The featured artist in 2007 was James Warhola, author and illustrator of “Uncle Andy’s: A Faabbbulous Visit with Andy Warhol, "Uncle Andy’s Cats” and numerous other books. If the name sounds familiar, and it does, Warhola's artistic inspiration was influenced in part by his iconic, famous uncle, pop artist Andy Warhol.

Subsequent shows featured art by award-winning members of the prestigious Society of Illustrators as well as Randolph Caldecott Medal recipients.
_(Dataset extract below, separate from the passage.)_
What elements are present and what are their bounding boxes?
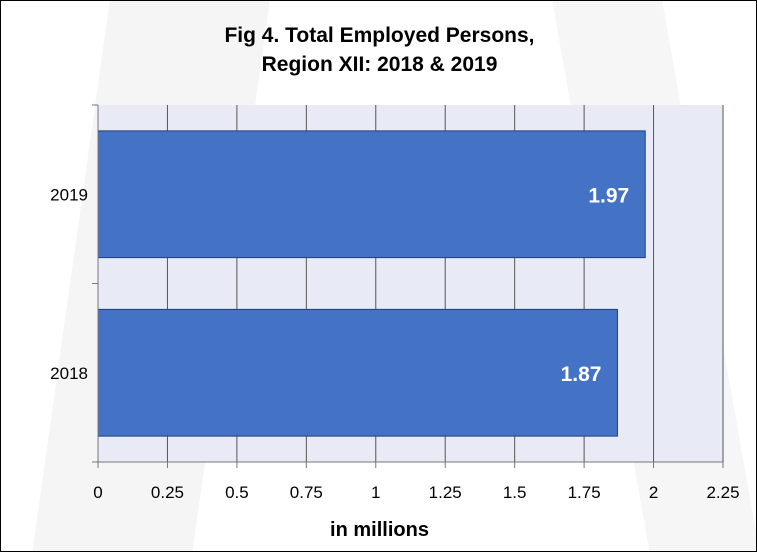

The coveted Caldecott award recognizes the most distinguished American picture books for children.

Wonderful storybook illustrations from such timeless classics as “Jack and the Beanstalk," “Little Red Riding Hood” and “Goldilocks and the Three Bears” have been on exhibit in The Brinton Museum galleries, along with art illustrations from recently published popular children’s books, including “Eleanor Roosevelt Throws a Picnic," illustrated by Victor Juhasz from Averill Park, New York; “My Radio Flyer Flew," written and illustrated by Zachary Pullen from Casper; and “No, David!” by author and artist David Shannon from Los Angeles, California, as a few examples.

A highlight of this year’s show is original artwork from The Brinton’s own “The Dickens of the Bradford Brinton Memorial & Museum,” which was the featured exhibit in 2012 together with “Dogs, Dinosaurs and Daydreams," a show by artist Mark Teague, the author and illustrator of the comical canine character Ike LaRue series and illustrator of numerous other popular children’s picture books.

Art aside, perhaps the most rewarding benefit of the Illustrator Show has always been the school tours. What is more magical than that look of wonderment in a child’s eyes as an artist talks about the antics of “Finn McCool and the Great Fish," or about Carl, an inquisitive chipmunk and his animal friends as they learn all about art at the National Museum of Wildlife Art in Jackson?

Art. It’s the heart and soul of learning. Combine this with children and the recipe for education is almost complete. School tours for this year’s Illustrator Show are encouraged and can be scheduled by calling Lacasa Michelena at The Brinton Museum at 307-687-5972. Children aside, the Illustrator Show is also for adults who have never lost a love of children’s stories. And, heavens, why would we?

Barbara McNab is curator of exhibitions at The Brinton Museum.